Ellis discusses cloud infrastructure at the IT Briefing

John Ellis, LITS Deputy CIO.

Deputy CIO John Ellis spoke before a packed house at the March IT Briefing on a topic that is on many people’s minds these days: cloud computing.

“There’s a lot going on,” said Ellis.

The Enterprise Applications Services and Integration (EASI) division that Ellis heads has begun the steps of analyzing the effort it will take to transition some, if not most, of Emory’s computing infrastructure to the cloud. Amazon Web Service (AWS) is the primary vendor the team is working with.

In addition to AWS, EASI is also planning on maintaining a Microsoft Cloud service and a Google Cloud service. The purpose of this is to meet the varying needs of LITS’ researchers and infrastructure.

So far, Emory’s use of the AWS research service has been focused on researchers. AWS is a platform that has a shared responsibility model, but most of the security responsibility is on Emory. As such, the EASI team has automated various aspects of the service to protect the researchers from making mistakes in the environment.

Amazon Web Service.

This research service will go live this summer.

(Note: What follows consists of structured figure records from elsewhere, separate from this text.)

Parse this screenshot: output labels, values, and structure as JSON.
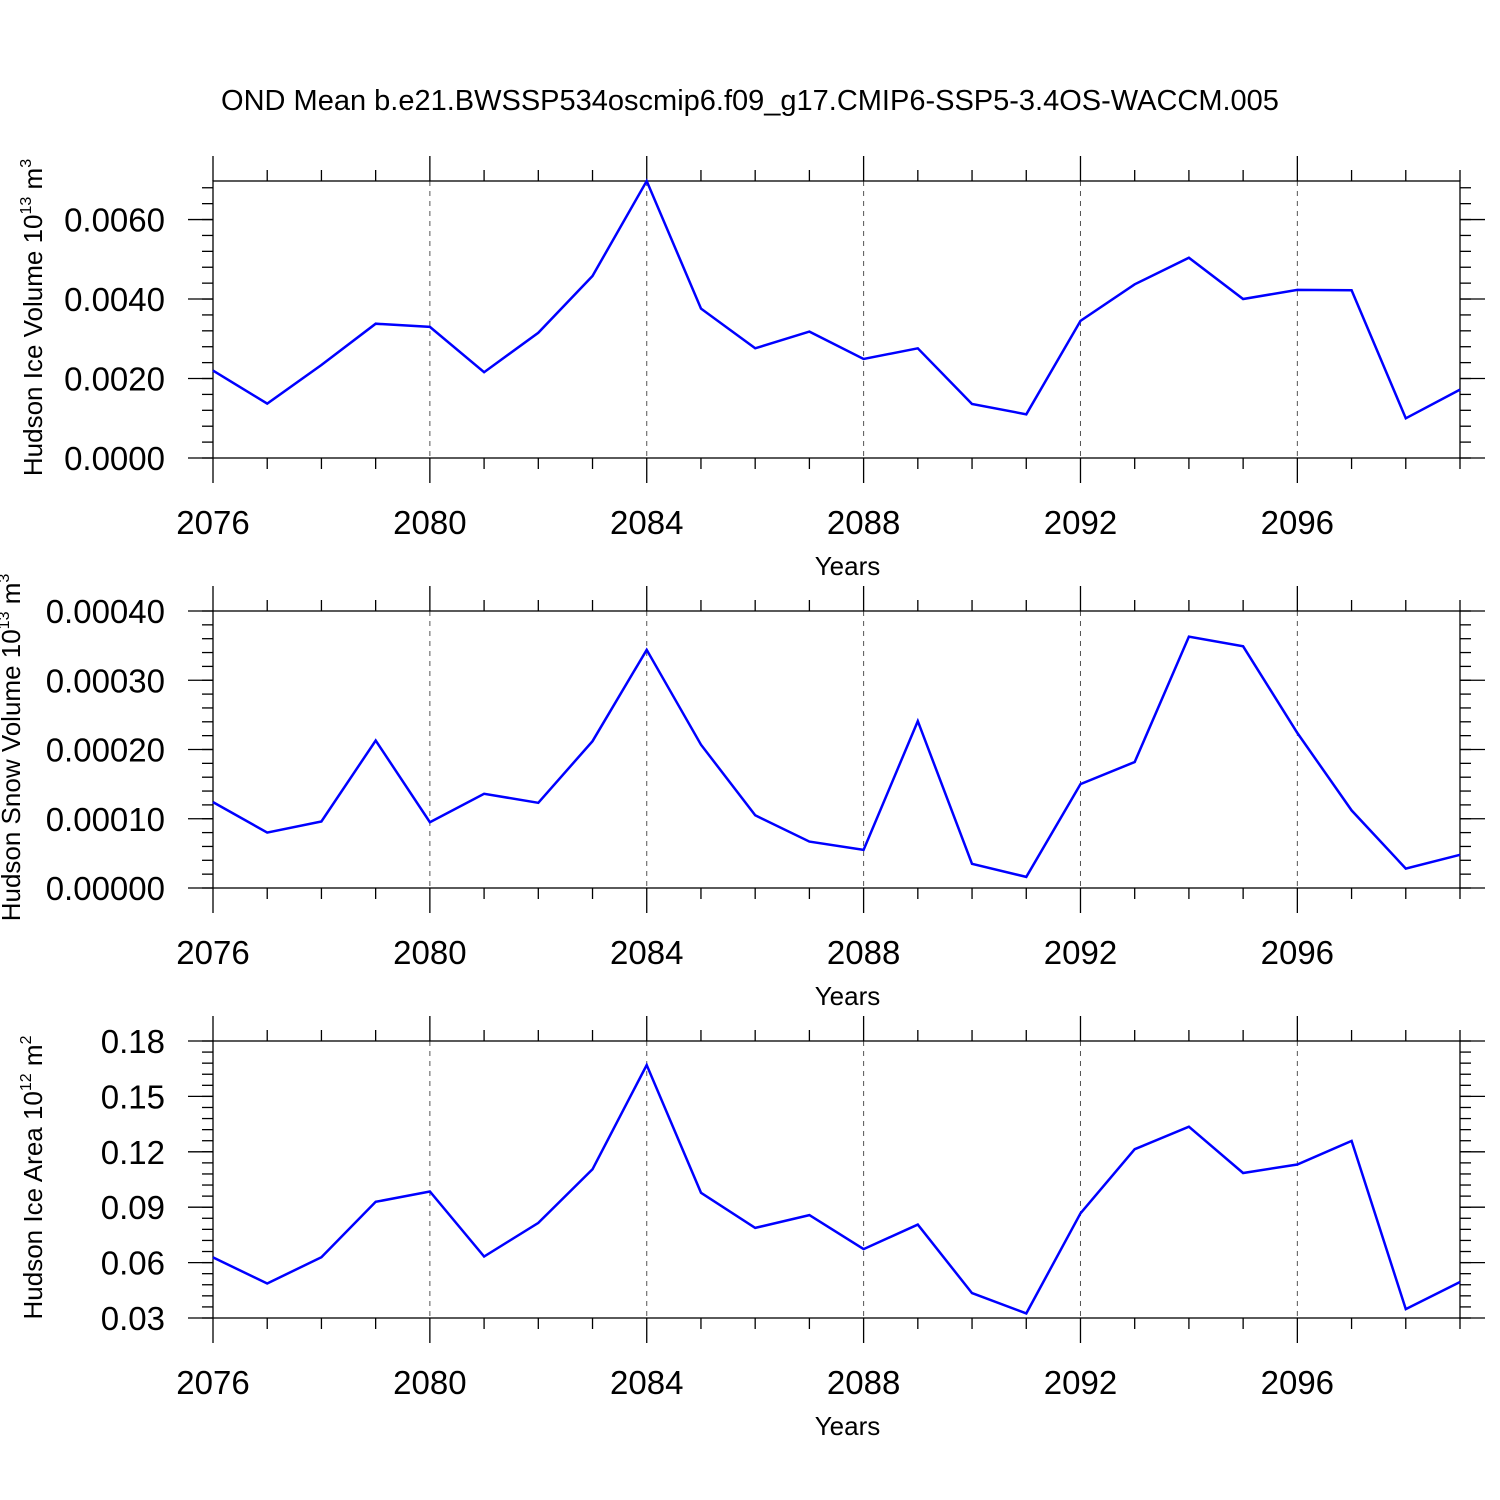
{
  "figure_title": "OND Mean b.e21.BWSSP534oscmip6.f09_g17.CMIP6-SSP5-3.4OS-WACCM.005",
  "colors": {
    "line": "#0000ff",
    "axis": "#000000",
    "grid": "#555555",
    "background": "#ffffff"
  },
  "chart_data": [
    {
      "type": "line",
      "ylabel": "Hudson Ice Volume 10",
      "ylabel_exp": "13",
      "ylabel_unit": " m",
      "ylabel_unit_exp": "3",
      "xlabel": "Years",
      "x": [
        2076,
        2077,
        2078,
        2079,
        2080,
        2081,
        2082,
        2083,
        2084,
        2085,
        2086,
        2087,
        2088,
        2089,
        2090,
        2091,
        2092,
        2093,
        2094,
        2095,
        2096,
        2097,
        2098,
        2099
      ],
      "series": [
        {
          "name": "Hudson Ice Volume",
          "values": [
            0.0022,
            0.00137,
            0.00234,
            0.00338,
            0.0033,
            0.00216,
            0.00315,
            0.00458,
            0.00697,
            0.00376,
            0.00276,
            0.00318,
            0.00249,
            0.00276,
            0.00136,
            0.0011,
            0.00345,
            0.00437,
            0.00504,
            0.004,
            0.00423,
            0.00422,
            0.001,
            0.00172
          ]
        }
      ],
      "xlim": [
        2076,
        2099
      ],
      "ylim": [
        0.0,
        0.00697
      ],
      "xticks": [
        2076,
        2080,
        2084,
        2088,
        2092,
        2096
      ],
      "xtick_labels": [
        "2076",
        "2080",
        "2084",
        "2088",
        "2092",
        "2096"
      ],
      "yticks": [
        0.0,
        0.002,
        0.004,
        0.006
      ],
      "ytick_labels": [
        "0.0000",
        "0.0020",
        "0.0040",
        "0.0060"
      ],
      "y_minor_step": 0.0004,
      "grid": "x-major-dashed"
    },
    {
      "type": "line",
      "ylabel": "Hudson Snow Volume 10",
      "ylabel_exp": "13",
      "ylabel_unit": " m",
      "ylabel_unit_exp": "3",
      "xlabel": "Years",
      "x": [
        2076,
        2077,
        2078,
        2079,
        2080,
        2081,
        2082,
        2083,
        2084,
        2085,
        2086,
        2087,
        2088,
        2089,
        2090,
        2091,
        2092,
        2093,
        2094,
        2095,
        2096,
        2097,
        2098,
        2099
      ],
      "series": [
        {
          "name": "Hudson Snow Volume",
          "values": [
            0.000124,
            8e-05,
            9.6e-05,
            0.000213,
            9.5e-05,
            0.000136,
            0.000123,
            0.000212,
            0.000344,
            0.000207,
            0.000105,
            6.7e-05,
            5.5e-05,
            0.000241,
            3.5e-05,
            1.6e-05,
            0.00015,
            0.000182,
            0.000363,
            0.000349,
            0.000224,
            0.000112,
            2.8e-05,
            4.8e-05
          ]
        }
      ],
      "xlim": [
        2076,
        2099
      ],
      "ylim": [
        0.0,
        0.0004
      ],
      "xticks": [
        2076,
        2080,
        2084,
        2088,
        2092,
        2096
      ],
      "xtick_labels": [
        "2076",
        "2080",
        "2084",
        "2088",
        "2092",
        "2096"
      ],
      "yticks": [
        0.0,
        0.0001,
        0.0002,
        0.0003,
        0.0004
      ],
      "ytick_labels": [
        "0.00000",
        "0.00010",
        "0.00020",
        "0.00030",
        "0.00040"
      ],
      "y_minor_step": 2e-05,
      "grid": "x-major-dashed"
    },
    {
      "type": "line",
      "ylabel": "Hudson Ice Area 10",
      "ylabel_exp": "12",
      "ylabel_unit": " m",
      "ylabel_unit_exp": "2",
      "xlabel": "Years",
      "x": [
        2076,
        2077,
        2078,
        2079,
        2080,
        2081,
        2082,
        2083,
        2084,
        2085,
        2086,
        2087,
        2088,
        2089,
        2090,
        2091,
        2092,
        2093,
        2094,
        2095,
        2096,
        2097,
        2098,
        2099
      ],
      "series": [
        {
          "name": "Hudson Ice Area",
          "values": [
            0.0628,
            0.0487,
            0.0629,
            0.0929,
            0.0985,
            0.0633,
            0.0815,
            0.1105,
            0.167,
            0.0978,
            0.0788,
            0.0857,
            0.0673,
            0.0806,
            0.0435,
            0.0325,
            0.0867,
            0.1214,
            0.1336,
            0.1085,
            0.1131,
            0.1259,
            0.0348,
            0.0495
          ]
        }
      ],
      "xlim": [
        2076,
        2099
      ],
      "ylim": [
        0.03,
        0.18
      ],
      "xticks": [
        2076,
        2080,
        2084,
        2088,
        2092,
        2096
      ],
      "xtick_labels": [
        "2076",
        "2080",
        "2084",
        "2088",
        "2092",
        "2096"
      ],
      "yticks": [
        0.03,
        0.06,
        0.09,
        0.12,
        0.15,
        0.18
      ],
      "ytick_labels": [
        "0.03",
        "0.06",
        "0.09",
        "0.12",
        "0.15",
        "0.18"
      ],
      "y_minor_step": 0.006,
      "grid": "x-major-dashed"
    }
  ]
}
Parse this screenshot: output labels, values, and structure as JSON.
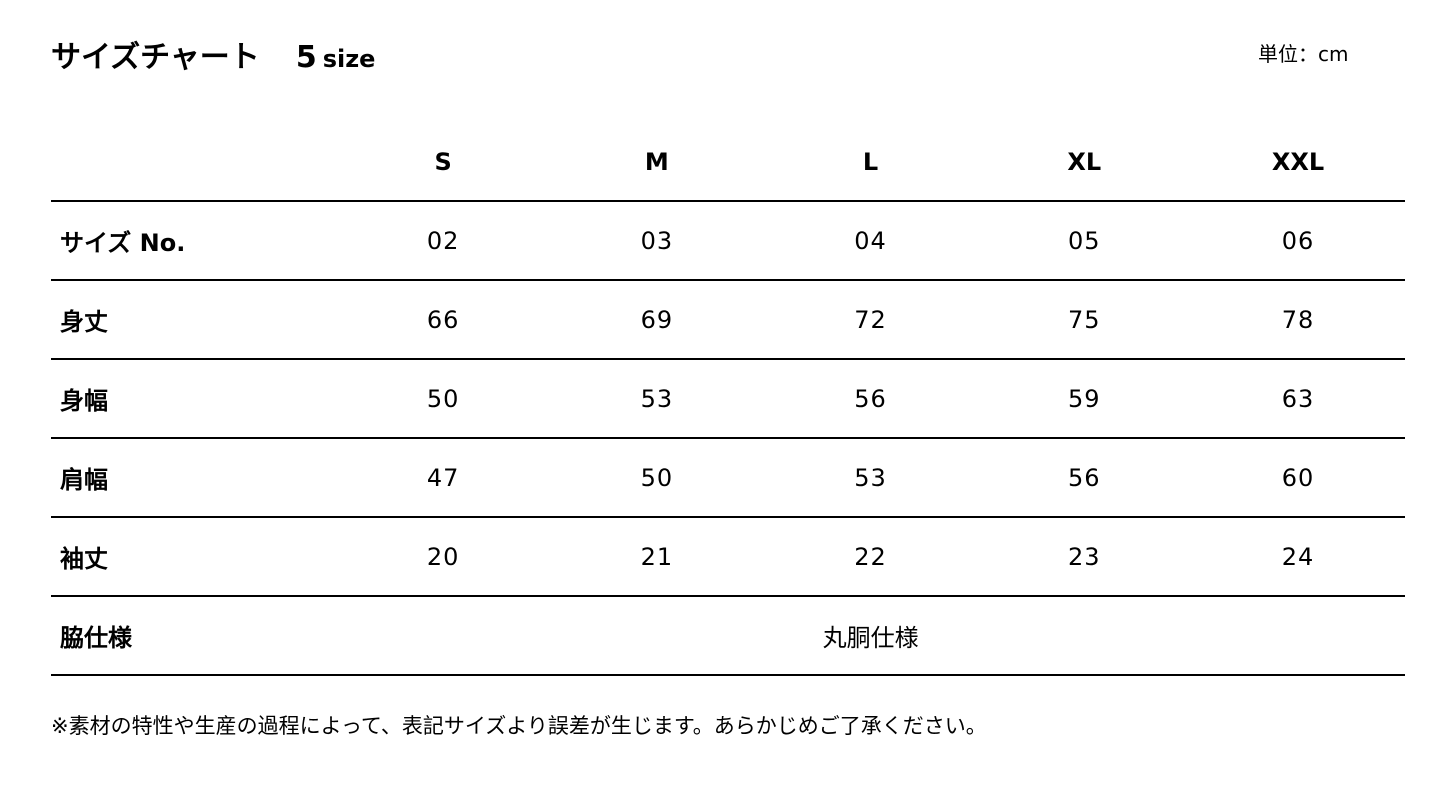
{
  "title": {
    "main": "サイズチャート",
    "count": "5",
    "count_unit": "size"
  },
  "unit": "単位：cm",
  "table": {
    "headers": [
      "S",
      "M",
      "L",
      "XL",
      "XXL"
    ],
    "rows": [
      {
        "label": "サイズ No.",
        "values": [
          "02",
          "03",
          "04",
          "05",
          "06"
        ]
      },
      {
        "label": "身丈",
        "values": [
          "66",
          "69",
          "72",
          "75",
          "78"
        ]
      },
      {
        "label": "身幅",
        "values": [
          "50",
          "53",
          "56",
          "59",
          "63"
        ]
      },
      {
        "label": "肩幅",
        "values": [
          "47",
          "50",
          "53",
          "56",
          "60"
        ]
      },
      {
        "label": "袖丈",
        "values": [
          "20",
          "21",
          "22",
          "23",
          "24"
        ]
      }
    ],
    "side_spec": {
      "label": "脇仕様",
      "value": "丸胴仕様"
    }
  },
  "note": "※素材の特性や生産の過程によって、表記サイズより誤差が生じます。あらかじめご了承ください。"
}
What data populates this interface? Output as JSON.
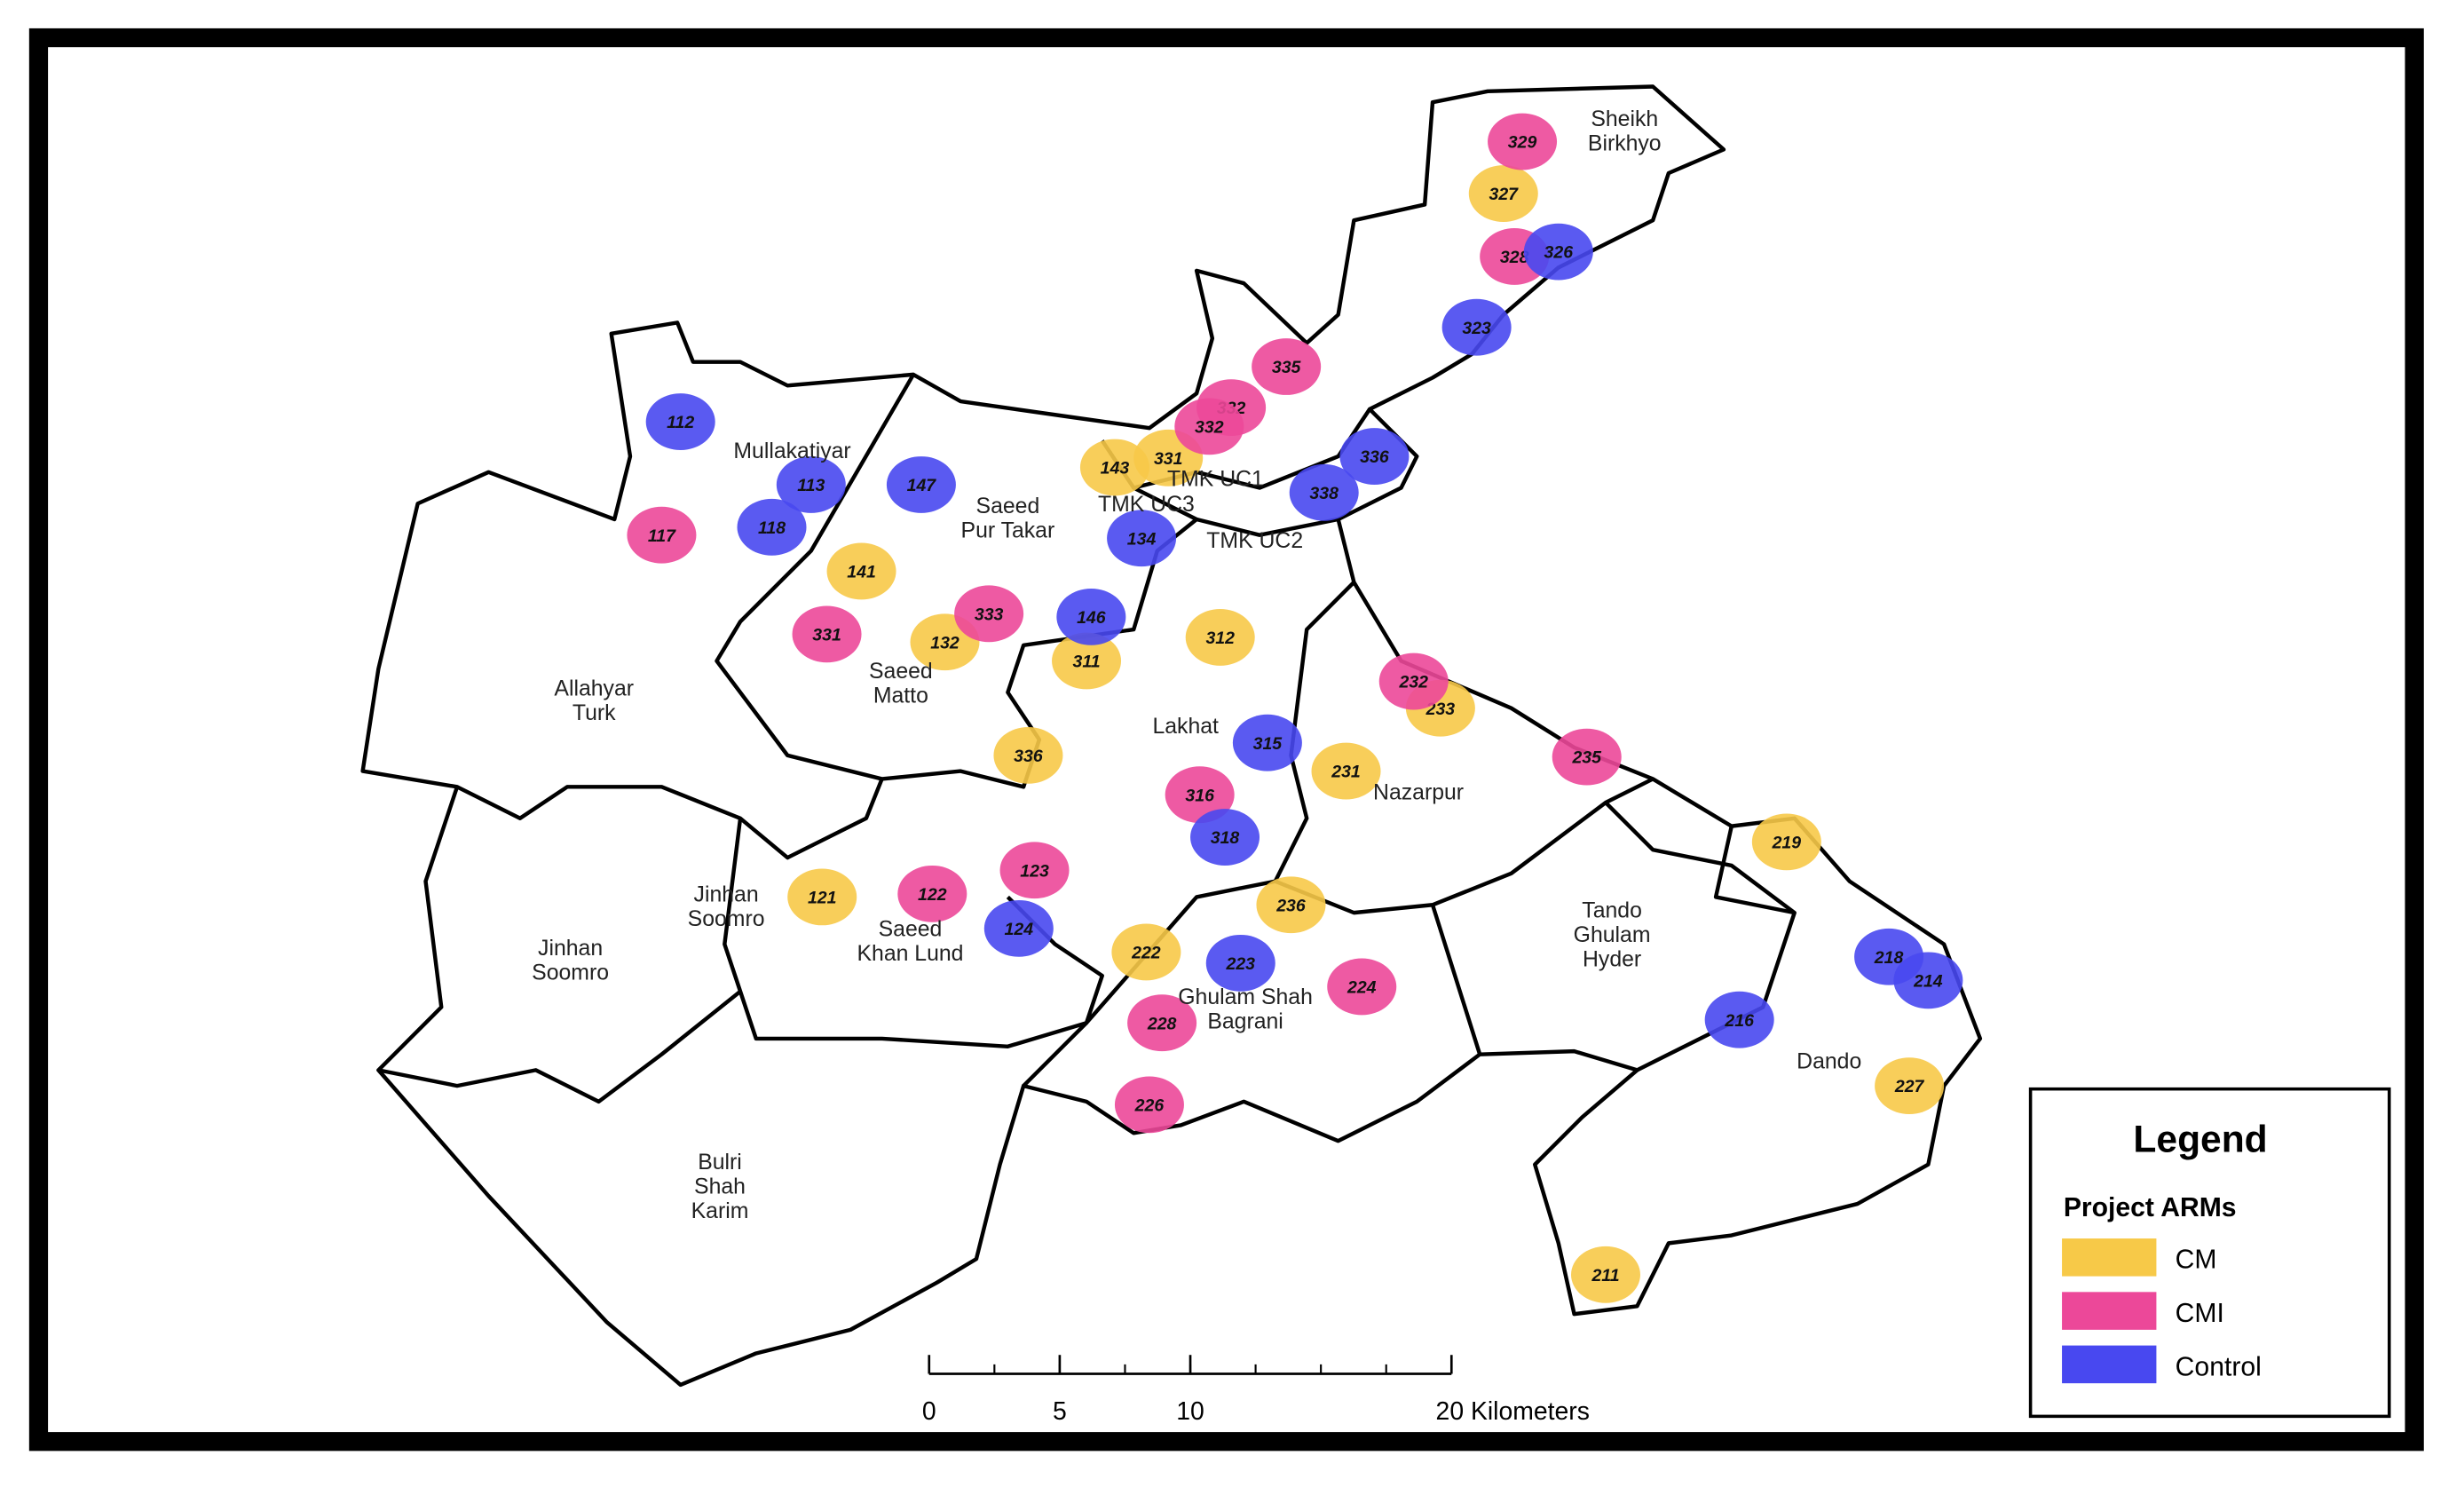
{
  "regions": [
    {
      "lines": [
        "Sheikh",
        "Birkhyo"
      ]
    },
    {
      "lines": [
        "Mullakatiyar"
      ]
    },
    {
      "lines": [
        "Saeed",
        "Pur Takar"
      ]
    },
    {
      "lines": [
        "TMK UC1"
      ]
    },
    {
      "lines": [
        "TMK UC3"
      ]
    },
    {
      "lines": [
        "TMK UC2"
      ]
    },
    {
      "lines": [
        "Allahyar",
        "Turk"
      ]
    },
    {
      "lines": [
        "Saeed",
        "Matto"
      ]
    },
    {
      "lines": [
        "Lakhat"
      ]
    },
    {
      "lines": [
        "Nazarpur"
      ]
    },
    {
      "lines": [
        "Jinhan",
        "Soomro"
      ]
    },
    {
      "lines": [
        "Jinhan",
        "Soomro"
      ]
    },
    {
      "lines": [
        "Saeed",
        "Khan Lund"
      ]
    },
    {
      "lines": [
        "Ghulam Shah",
        "Bagrani"
      ]
    },
    {
      "lines": [
        "Tando",
        "Ghulam",
        "Hyder"
      ]
    },
    {
      "lines": [
        "Dando"
      ]
    },
    {
      "lines": [
        "Bulri",
        "Shah",
        "Karim"
      ]
    }
  ],
  "legend": {
    "title": "Legend",
    "subtitle": "Project ARMs",
    "items": [
      {
        "label": "CM",
        "color": "#f7c948",
        "clusters": [
          "327",
          "143",
          "331",
          "141",
          "132",
          "311",
          "312",
          "233",
          "231",
          "336",
          "121",
          "222",
          "236",
          "219",
          "227",
          "211"
        ]
      },
      {
        "label": "CMI",
        "color": "#ec4899",
        "clusters": [
          "329",
          "328",
          "335",
          "332",
          "332",
          "117",
          "331",
          "333",
          "232",
          "235",
          "316",
          "122",
          "123",
          "224",
          "228",
          "226"
        ]
      },
      {
        "label": "Control",
        "color": "#4848f0",
        "clusters": [
          "326",
          "323",
          "336",
          "338",
          "112",
          "113",
          "118",
          "147",
          "134",
          "146",
          "315",
          "318",
          "124",
          "223",
          "218",
          "214",
          "216"
        ]
      }
    ]
  },
  "scale_bar": {
    "ticks": [
      0,
      5,
      10,
      {
        "value": 20,
        "label": "20 Kilometers"
      }
    ]
  }
}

The cloud migration project seeks to research and recommend strategies and options for the migration of Emory’s IT assets to the cloud. The plan is also to create a cloud readiness assessment. The project will deliver a set of recommendations but not actually migrate any applications or services until other projects dictate that they are to be moved.

Thus far, the EASI team has performed a proof of concept, including a security review, configured and deployed the Cloudscape appliance, engaged AWS Enterprise Support (which gave Emory access to Amazon experts), and completed the migration readiness assessment. The readiness assessment tells us where the gaps are.

Ellis discusses the cloud migration project to employees in the monthly IT Briefing.

The next step is to review the statement of work on a joint agreement with AWS and Smartronix. The Cloudscape appliance runs for 30 days and delivers a report of everything that touches the servers.

AWS has a preferred list of 30 consultants that adhere to their Cloud Adoption Framework Perspectives and Smartronix was consultant group that
Ellis’ team selected. “Our strategy is that we want these consultants to come in and advise and assist, but we want to drive the service,” said Ellis. “We want to train our staff rather than use a managed service approach.”

One of the differences between Emory’s current “rack and stack” architecture, in which Emory maintains its own datacenter full of servers, and cloud computing is that in the cloud the infrastructure runs as code. Instead of needing only systems engineering skill, LITS will also need software engineering skill to work in this environment.

The current plan is to take a phased migration approach, in which the readiness assessment was the first phase, an approximately 6-month readiness development and migration planning phase, followed by a 1-to-2-year migration factory.

Mo Davidson (center) asks a question during Q&A. Online attendees were also able to ask questions.

The team hasn’t decided which applications to migrate first. “We want to focus on areas where we have gaps in readiness,” said Ellis.

Currently, Emory is not very close to migration readiness, especially in the area of cloud migration experience. However, this is a common occurrence during migrations to AWS, especially in the education field. In terms of peer institutions, currently Notre Dame is fully in the cloud and Harvard isn’t far behind. Nonetheless, Emory would still be a relatively early adopter in higher education.

Ellis gave a very tentative timeline of engaging consultants to address the migration readiness planning by the end of August 2018, followed by business cases for applications to be migrated to reach IT Governance beginning this fall.